SAINTE-JULIE – Au cours des quatre dernières années, plus de 11 600 ménages ont reçu le Questionnaire relatif à votre situation financière de Revenu Québec, dans le cadre d’une révision de leur dossier fiscal. Plusieurs de ces contribuables sont tombés dans le piège en estimant mal leur «indice de richesse», observe la fiscaliste France Bourgie.

«Si vous recevez une lettre de la Direction du contrôle fiscal de Revenu Québec qui a pour objet la révision de votre dossier, vous êtes dans le trouble. Tenez-vous le pour dit, et ce, même si vous n’avez absolument rien à vous reprocher. Du point de vue fiscal, le contribuable est coupable jusqu’à preuve du contraire», affirme celle qui œuvre à Sainte-Julie.

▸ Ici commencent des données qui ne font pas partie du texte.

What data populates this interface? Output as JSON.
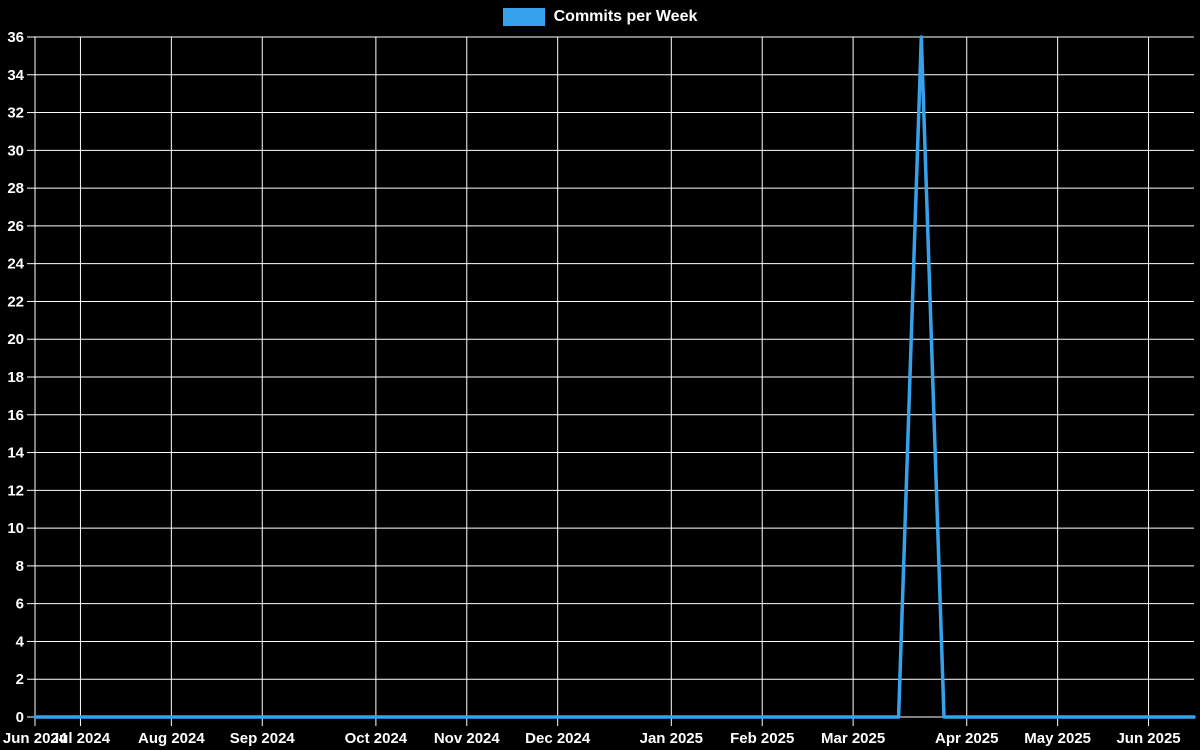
{
  "page": {
    "background": "#000000"
  },
  "legend": {
    "label": "Commits per Week",
    "swatch_color": "#36A2EB"
  },
  "chart_data": {
    "type": "line",
    "title": "",
    "xlabel": "",
    "ylabel": "",
    "x_unit": "week",
    "num_weeks": 52,
    "ylim": [
      0,
      36
    ],
    "y_tick_step": 2,
    "grid": true,
    "legend_position": "top",
    "colors": {
      "background": "#000000",
      "grid": "#ffffff",
      "text": "#ffffff"
    },
    "series": [
      {
        "name": "Commits per Week",
        "color": "#36A2EB",
        "values": [
          0,
          0,
          0,
          0,
          0,
          0,
          0,
          0,
          0,
          0,
          0,
          0,
          0,
          0,
          0,
          0,
          0,
          0,
          0,
          0,
          0,
          0,
          0,
          0,
          0,
          0,
          0,
          0,
          0,
          0,
          0,
          0,
          0,
          0,
          0,
          0,
          0,
          0,
          0,
          36,
          0,
          0,
          0,
          0,
          0,
          0,
          0,
          0,
          0,
          0,
          0,
          0
        ]
      }
    ],
    "peak": {
      "value": 36,
      "week_index": 39,
      "near_x_label": "Mar 2025"
    },
    "x_ticks": [
      {
        "label": "Jun 2024",
        "week_index": 0
      },
      {
        "label": "Jul 2024",
        "week_index": 2
      },
      {
        "label": "Aug 2024",
        "week_index": 6
      },
      {
        "label": "Sep 2024",
        "week_index": 10
      },
      {
        "label": "Oct 2024",
        "week_index": 15
      },
      {
        "label": "Nov 2024",
        "week_index": 19
      },
      {
        "label": "Dec 2024",
        "week_index": 23
      },
      {
        "label": "Jan 2025",
        "week_index": 28
      },
      {
        "label": "Feb 2025",
        "week_index": 32
      },
      {
        "label": "Mar 2025",
        "week_index": 36
      },
      {
        "label": "Apr 2025",
        "week_index": 41
      },
      {
        "label": "May 2025",
        "week_index": 45
      },
      {
        "label": "Jun 2025",
        "week_index": 49
      }
    ]
  }
}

Mme Bourgie indique que les contribuables peuvent être sélectionnés dans le cadre d’un programme de vérification qui vise tout un groupe. Il est aussi possible qu’il s’agisse d’un dossier secondaire faisant suite à une enquête sur un autre contribuable, de vérifications par analyse de données provenant de nombreuses sources gouvernementales ou d’une dénonciation. «C’est beaucoup plus fréquent qu’on pourrait le croire», indique la fiscaliste.

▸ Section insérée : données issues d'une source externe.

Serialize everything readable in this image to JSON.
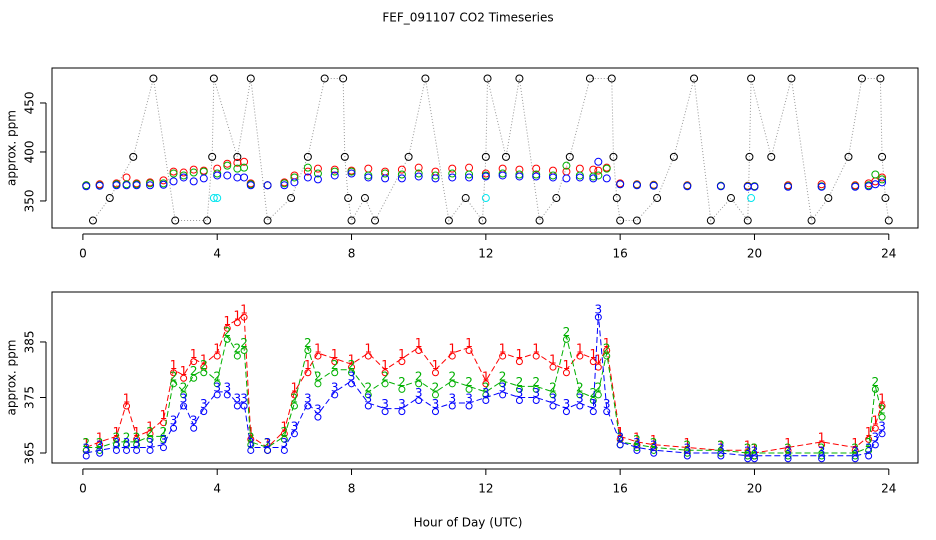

Dans sa lettre de «révision de votre dossier», le service du contrôle fiscal de Revenu Québec explique qu’il doit s’assurer de la perception des impôts et taxes afin que chaque contribuable paie sa juste part de financement des services publics.

Un programme lucratif

Le programme Indices de richesse vise les particuliers dont les revenus déclarés semblent insuffisants pour justifier l’importance de leurs avoirs personnels et de leur rythme de vie. Revenu Québec affirme que ses enquêtes sur les indices de richesse lui ont rapporté 115 millions$, soit une moyenne de 9883$ par ménage sous enquête.

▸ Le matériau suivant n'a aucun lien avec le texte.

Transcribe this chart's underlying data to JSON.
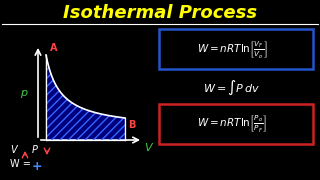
{
  "background_color": "#000000",
  "title": "Isothermal Process",
  "title_color": "#ffff00",
  "title_fontsize": 13,
  "separator_color": "#ffffff",
  "p_label": "p",
  "p_label_color": "#44cc44",
  "v_label": "V",
  "v_label_color": "#44cc44",
  "point_a_label": "A",
  "point_a_color": "#ff4444",
  "point_b_label": "B",
  "point_b_color": "#ff4444",
  "curve_color": "#ffffff",
  "fill_color": "#00008b",
  "fill_alpha": 0.9,
  "hatch_color": "#3366ff",
  "axis_color": "#ffffff",
  "box1_color": "#2255cc",
  "box2_color": "#cc2222",
  "text_color": "#ffffff",
  "plus_color": "#4488ff",
  "arrow_color_red": "#ff4444",
  "arrow_color_white": "#ffffff"
}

Le contribuable reçoit d’abord une lettre lui indiquant que son dossier est sous étude. Il doit alors remplir, dans un temps déterminé, un questionnaire portant entre autres sur ses dépenses (investissements, location ou achat de véhicules, etc.) et sur ses entrées d’argent (loteries, héritage, prestation d’assurance vie, etc.).

Quoi faire?

«Si les soupçons du gouvernement se confirment avec les données que vous lui fournissez, il vous enverra une cotisation. C’est donc important de fournir des données précises et vraies. Ce genre d’exercice est complexe puisqu’il nécessite souvent de se souvenir d’achats ou d’entrées d’argent d’il y a quelques années», prévient France Bourgie, qui conseille aux contribuables de remettre leur dossier dans les mains d’un fiscaliste.